BOSTON — Former major leaguer Jimmy Piersall, who bared his soul about his struggles with mental illness in his book “Fear Strikes Out,” has died. He was 87.

Piersall died Saturday at a care facility in Wheaton, Illinois, after a months-long illness, according to the Boston Red Sox, for whom Piersall played for seven of his 17 seasons in the majors.

Piersall’s on-field antics when he first broke into the majors with the Red Sox full-time in 1952 cracked up fans and provided fodder for newspaper columnists. In one game against the St.
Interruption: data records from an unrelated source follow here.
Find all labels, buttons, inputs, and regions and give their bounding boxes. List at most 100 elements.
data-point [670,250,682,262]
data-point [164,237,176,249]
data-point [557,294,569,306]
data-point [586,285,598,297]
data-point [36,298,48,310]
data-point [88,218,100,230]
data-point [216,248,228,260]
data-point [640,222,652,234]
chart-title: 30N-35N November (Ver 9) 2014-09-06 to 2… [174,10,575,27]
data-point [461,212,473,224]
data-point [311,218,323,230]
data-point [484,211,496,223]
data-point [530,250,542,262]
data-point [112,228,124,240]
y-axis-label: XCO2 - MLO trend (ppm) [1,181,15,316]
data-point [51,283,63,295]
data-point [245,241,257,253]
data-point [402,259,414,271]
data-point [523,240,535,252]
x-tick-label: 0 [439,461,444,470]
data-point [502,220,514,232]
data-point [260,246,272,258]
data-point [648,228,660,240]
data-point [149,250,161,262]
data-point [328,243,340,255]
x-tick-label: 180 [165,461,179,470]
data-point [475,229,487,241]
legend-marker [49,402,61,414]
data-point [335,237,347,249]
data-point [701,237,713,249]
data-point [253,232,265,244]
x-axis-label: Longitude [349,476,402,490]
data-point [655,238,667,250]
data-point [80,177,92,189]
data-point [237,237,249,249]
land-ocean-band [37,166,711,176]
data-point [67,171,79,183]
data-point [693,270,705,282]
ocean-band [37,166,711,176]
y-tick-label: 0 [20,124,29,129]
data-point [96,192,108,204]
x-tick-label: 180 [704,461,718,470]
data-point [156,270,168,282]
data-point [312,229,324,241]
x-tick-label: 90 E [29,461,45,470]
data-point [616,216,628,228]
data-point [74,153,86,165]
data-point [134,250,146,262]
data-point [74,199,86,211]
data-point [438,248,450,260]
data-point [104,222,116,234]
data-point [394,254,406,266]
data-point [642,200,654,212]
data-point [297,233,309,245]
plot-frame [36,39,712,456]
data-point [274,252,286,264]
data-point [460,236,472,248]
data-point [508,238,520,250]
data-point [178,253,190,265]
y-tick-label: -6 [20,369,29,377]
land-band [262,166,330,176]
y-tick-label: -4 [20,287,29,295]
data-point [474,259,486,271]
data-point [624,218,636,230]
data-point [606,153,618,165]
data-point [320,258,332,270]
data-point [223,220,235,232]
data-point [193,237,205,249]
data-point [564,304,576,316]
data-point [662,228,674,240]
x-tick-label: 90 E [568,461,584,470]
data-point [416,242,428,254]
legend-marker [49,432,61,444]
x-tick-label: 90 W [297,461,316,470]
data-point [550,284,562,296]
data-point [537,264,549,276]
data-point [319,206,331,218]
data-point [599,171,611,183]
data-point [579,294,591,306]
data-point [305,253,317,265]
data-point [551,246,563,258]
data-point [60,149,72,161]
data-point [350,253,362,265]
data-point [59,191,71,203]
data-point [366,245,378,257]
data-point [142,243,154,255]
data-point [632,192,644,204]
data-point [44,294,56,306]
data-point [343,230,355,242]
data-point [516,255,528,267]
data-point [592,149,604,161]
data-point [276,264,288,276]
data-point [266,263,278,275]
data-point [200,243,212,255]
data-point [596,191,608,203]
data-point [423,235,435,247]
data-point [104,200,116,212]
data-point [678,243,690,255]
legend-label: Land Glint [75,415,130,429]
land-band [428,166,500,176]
Louis Browns, he made pig noises and mocked the odd throwing motion of aging Hall of Fame pitcher Satchel Paige.

But Piersall also had furious arguments with umpires, broke down sobbing one day when told he wouldn’t play and got into a fistfight with the New York Yankees’ Billy Martin at Fenway Park, followed minutes later by a scuffle with a teammate.

“Almost everybody except the umpires and the Red Sox thought I was a riot,” Piersall said in the 1955 autobiography, later made into a movie starring Anthony Perkins and Karl Malden.

“My wife knew I was sick, yet she was helpless to stop my mad rush towards a mental collapse.”

He played 56 games in the majors before being admitted to a mental hospital with what was later diagnosed as bipolar disorder. He wrote in his book that he had almost no memory of the season or his time in the hospital. He returned to the majors in 1953 “sound and healthy” thanks to “shock treatments, faith, a wonderful wife, a fine doctor and loyal friends.”